Conoscere il pH di un alimento è importante per tenere sotto controllo il suo stato di conservazione e, in alcuni casi, prolungarlo, garantendo così una migliore sicurezza alimentare. Ecco perché oggi parliamo di pH degli alimenti: cosa è, come influisce sulla conservazione e in che modo è possibile intervenire per aumentare la durata di un alimento e renderlo ancora più sicuro per il consumatore finale.
Il pH di un alimento rappresenta la concentrazione di ioni di idrogeno all’interno di un composto e ne misura l’acidità o basicità. Questo parametro si esprime in una scala di misurazione che va da 0 a 14, dove 7 rappresenta il valore neutro. Quando il pH ha un valore inferiore a 7, significa che siamo in presenza di un ambiente acido; al contrario, se il pH è superiore a 7, abbiamo un ambiente basico.
Alimenti ad ambiente acido e pH basso sono per esempio limoni, pomodori, yogurt, aceti e si caratterizzano per un sapore aspro; mentre latte, uova, verdura e carne sono cibi ad ambiente basico, tipicamente con un sapore sapido e amaro. Inoltre, mentre gli alimenti acidi possono avere effetti conservanti naturali, gli alimenti basici presentano un rischio molto alto di formazione di microrganismi come funghi e batteri.
Il pH di un alimento ha, quindi, un ruolo fondamentale nel processo di conservazione.
Come abbiamo visto, infatti, più basso è il pH degli alimenti più è difficile che si sviluppino microrganismi: questo perché il livello di acidità dell’alimento influisce sulla sua capacità di conservazione.
I sott’aceti, per esempio, si conservano molto bene per periodi lunghi proprio perché molto acidi, dunque con un pH basso che blocca la crescita di microrganismi dannosi.
Considerando, quindi, che muffe, batteri e lieviti crescono più facilmente in ambienti a bassa acidità e con pH molto estremi, è possibile intervenire sul livello di acidità di un alimento per abbassare il rischio che si sviluppino agenti patogeni e aumentare così la durata e qualità di conservazione dello stesso.
L’acidificazione è il metodo di conservazione degli alimenti che consiste nel ridurre il pH di un alimento per renderlo più acido e creare così le peggiori condizioni per la proliferazione di batteri. Questo processo viene spesso utilizzato nella produzione di frutta e verdura, ad esempio per prevenire la formazione di batteri pericolosi come la Clostridium Botulinum, o nella produzione di riso e pasta per controllare il Bacillus Cereus.

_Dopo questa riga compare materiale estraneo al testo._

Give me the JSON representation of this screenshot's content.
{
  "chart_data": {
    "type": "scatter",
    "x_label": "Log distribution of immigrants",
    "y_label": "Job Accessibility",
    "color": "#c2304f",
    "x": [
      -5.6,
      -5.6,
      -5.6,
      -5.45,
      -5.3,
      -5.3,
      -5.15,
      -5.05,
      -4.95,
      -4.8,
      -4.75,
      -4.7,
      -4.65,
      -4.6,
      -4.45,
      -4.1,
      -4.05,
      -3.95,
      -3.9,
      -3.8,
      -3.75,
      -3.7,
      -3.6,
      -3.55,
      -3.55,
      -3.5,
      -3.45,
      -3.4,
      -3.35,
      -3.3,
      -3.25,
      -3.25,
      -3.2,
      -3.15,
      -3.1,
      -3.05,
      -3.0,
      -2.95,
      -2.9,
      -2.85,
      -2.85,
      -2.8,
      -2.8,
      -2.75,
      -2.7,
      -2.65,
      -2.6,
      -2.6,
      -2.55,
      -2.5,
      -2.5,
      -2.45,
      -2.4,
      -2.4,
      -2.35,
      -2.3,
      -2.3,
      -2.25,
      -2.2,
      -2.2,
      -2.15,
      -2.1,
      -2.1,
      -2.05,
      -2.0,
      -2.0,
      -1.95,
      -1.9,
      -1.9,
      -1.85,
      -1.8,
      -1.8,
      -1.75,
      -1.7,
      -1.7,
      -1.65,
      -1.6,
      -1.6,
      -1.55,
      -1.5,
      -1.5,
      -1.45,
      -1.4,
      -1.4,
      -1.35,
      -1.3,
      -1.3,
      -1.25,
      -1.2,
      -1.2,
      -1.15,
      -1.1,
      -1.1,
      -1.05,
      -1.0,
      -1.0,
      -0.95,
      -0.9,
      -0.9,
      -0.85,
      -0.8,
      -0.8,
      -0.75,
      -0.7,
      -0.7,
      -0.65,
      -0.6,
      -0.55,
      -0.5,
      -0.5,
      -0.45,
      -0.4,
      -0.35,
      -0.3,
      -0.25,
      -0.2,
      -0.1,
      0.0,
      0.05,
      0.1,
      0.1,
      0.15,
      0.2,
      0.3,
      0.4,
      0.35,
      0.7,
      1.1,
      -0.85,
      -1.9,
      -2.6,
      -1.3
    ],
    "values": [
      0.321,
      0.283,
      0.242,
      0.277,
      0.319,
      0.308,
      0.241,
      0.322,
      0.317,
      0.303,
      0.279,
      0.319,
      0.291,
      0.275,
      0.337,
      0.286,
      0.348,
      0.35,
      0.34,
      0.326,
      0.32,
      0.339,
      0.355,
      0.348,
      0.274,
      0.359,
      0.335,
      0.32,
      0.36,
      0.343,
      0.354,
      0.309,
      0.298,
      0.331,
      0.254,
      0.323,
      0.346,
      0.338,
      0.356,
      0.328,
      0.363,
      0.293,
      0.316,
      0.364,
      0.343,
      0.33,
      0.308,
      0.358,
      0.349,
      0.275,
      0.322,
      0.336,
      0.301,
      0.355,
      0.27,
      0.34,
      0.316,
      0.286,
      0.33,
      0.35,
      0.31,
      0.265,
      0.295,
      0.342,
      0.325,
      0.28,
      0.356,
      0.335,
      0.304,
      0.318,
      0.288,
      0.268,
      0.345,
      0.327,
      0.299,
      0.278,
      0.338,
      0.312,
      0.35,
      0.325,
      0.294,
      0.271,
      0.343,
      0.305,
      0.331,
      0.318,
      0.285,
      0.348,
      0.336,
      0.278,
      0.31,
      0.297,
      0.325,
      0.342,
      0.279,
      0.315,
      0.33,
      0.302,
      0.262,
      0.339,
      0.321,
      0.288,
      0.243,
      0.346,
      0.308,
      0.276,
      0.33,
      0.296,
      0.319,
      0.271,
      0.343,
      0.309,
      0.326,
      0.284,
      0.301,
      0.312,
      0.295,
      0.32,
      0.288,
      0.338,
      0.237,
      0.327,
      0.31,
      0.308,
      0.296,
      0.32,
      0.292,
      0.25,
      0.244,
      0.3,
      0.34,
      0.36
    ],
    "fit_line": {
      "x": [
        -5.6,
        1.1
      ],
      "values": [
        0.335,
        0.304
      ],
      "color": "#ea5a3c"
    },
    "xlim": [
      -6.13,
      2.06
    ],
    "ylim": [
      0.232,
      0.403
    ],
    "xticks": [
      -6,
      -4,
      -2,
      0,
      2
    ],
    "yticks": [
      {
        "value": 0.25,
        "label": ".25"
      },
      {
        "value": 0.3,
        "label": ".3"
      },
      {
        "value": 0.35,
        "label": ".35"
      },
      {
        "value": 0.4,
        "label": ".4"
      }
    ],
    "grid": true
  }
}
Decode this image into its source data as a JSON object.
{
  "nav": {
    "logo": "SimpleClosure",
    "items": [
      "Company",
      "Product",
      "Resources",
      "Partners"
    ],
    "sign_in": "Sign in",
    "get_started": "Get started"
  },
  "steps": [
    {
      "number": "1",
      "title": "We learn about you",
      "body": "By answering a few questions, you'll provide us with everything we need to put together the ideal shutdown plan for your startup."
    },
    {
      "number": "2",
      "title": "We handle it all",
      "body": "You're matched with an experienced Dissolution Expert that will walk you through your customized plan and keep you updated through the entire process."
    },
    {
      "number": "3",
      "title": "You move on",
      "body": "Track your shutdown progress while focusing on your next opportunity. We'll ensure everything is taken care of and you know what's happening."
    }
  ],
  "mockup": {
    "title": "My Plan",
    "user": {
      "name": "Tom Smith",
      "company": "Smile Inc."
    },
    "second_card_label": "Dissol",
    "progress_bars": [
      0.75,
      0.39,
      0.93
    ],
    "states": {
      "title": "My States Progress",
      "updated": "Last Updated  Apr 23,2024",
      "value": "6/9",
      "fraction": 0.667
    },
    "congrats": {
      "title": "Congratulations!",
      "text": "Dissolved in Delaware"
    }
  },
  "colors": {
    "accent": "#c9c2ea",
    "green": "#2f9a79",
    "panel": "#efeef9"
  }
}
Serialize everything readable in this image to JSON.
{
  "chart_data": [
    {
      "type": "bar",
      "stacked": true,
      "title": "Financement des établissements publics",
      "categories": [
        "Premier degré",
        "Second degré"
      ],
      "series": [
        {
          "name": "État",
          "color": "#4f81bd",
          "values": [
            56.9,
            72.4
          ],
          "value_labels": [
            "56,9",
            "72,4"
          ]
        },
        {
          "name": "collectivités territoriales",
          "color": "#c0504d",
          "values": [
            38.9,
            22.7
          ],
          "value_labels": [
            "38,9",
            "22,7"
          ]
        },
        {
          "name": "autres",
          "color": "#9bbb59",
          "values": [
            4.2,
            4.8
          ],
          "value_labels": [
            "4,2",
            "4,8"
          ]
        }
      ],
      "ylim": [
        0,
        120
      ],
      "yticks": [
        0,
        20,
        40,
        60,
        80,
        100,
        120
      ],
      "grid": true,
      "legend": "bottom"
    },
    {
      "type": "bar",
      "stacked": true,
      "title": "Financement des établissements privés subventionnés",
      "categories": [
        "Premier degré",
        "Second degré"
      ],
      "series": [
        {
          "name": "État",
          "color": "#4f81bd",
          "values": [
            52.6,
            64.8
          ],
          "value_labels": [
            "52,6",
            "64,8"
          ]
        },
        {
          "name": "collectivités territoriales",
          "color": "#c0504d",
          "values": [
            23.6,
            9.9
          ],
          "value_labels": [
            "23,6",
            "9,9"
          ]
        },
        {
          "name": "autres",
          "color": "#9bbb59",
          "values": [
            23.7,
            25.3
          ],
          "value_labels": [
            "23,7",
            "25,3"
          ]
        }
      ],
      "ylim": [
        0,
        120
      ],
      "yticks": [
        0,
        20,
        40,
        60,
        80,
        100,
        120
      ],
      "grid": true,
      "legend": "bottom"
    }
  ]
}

Sebbene l’acidificazione possa funzionare molto bene nella prevenzione da microrganismi pericolosi per l’uomo, non è un metodo infallibile: per questo è sempre meglio associarlo a sterilizzazione e refrigerazione.
I modi più comuni per aumentare l’acidità di un alimento sono l’aggiunta di acidi alimentari e la fermentazione.
Nel primo si procede andando ad immettere direttamente nell’alimento acidi alimentari come l’acido lattico (derivato dalla fermentazione lattica), l’acido citrico (presente negli agrumi) o l’acido acetico (presente nell’aceto). L’aggiunta di questi acidi diminuisce il valore del pH nell’alimento e influisce sul suo sapore, dandogli un gusto fresco e fruttato (nel caso dell’acido citrico) o più aspro (nel caso dell’acido acetico).
Con la fermentazione, invece, i microrganismi consumano carboidrati producendo l’acido che abbassa il pH e conserva meglio il cibo. Alimenti fermentati sono per esempio lo yogurt e la salsa di soia.
In entrambi i casi, il processo di acidificazione deve essere costantemente monitorato per evitare che un valore, troppo basso o alto, del pH influisca negativamente sul sapore dell’alimento o sulla sua capacità di conservarsi. Ecco perché è consigliabile misurare costantemente il pH stabilendo sempre dei punti critici di controllo.
In conclusione, il pH degli alimenti, intervenendo direttamente nella conservazione degli stessi, rappresenta un aspetto fondamentale e da tenere ben presente nel più ampio tema della sicurezza alimentare.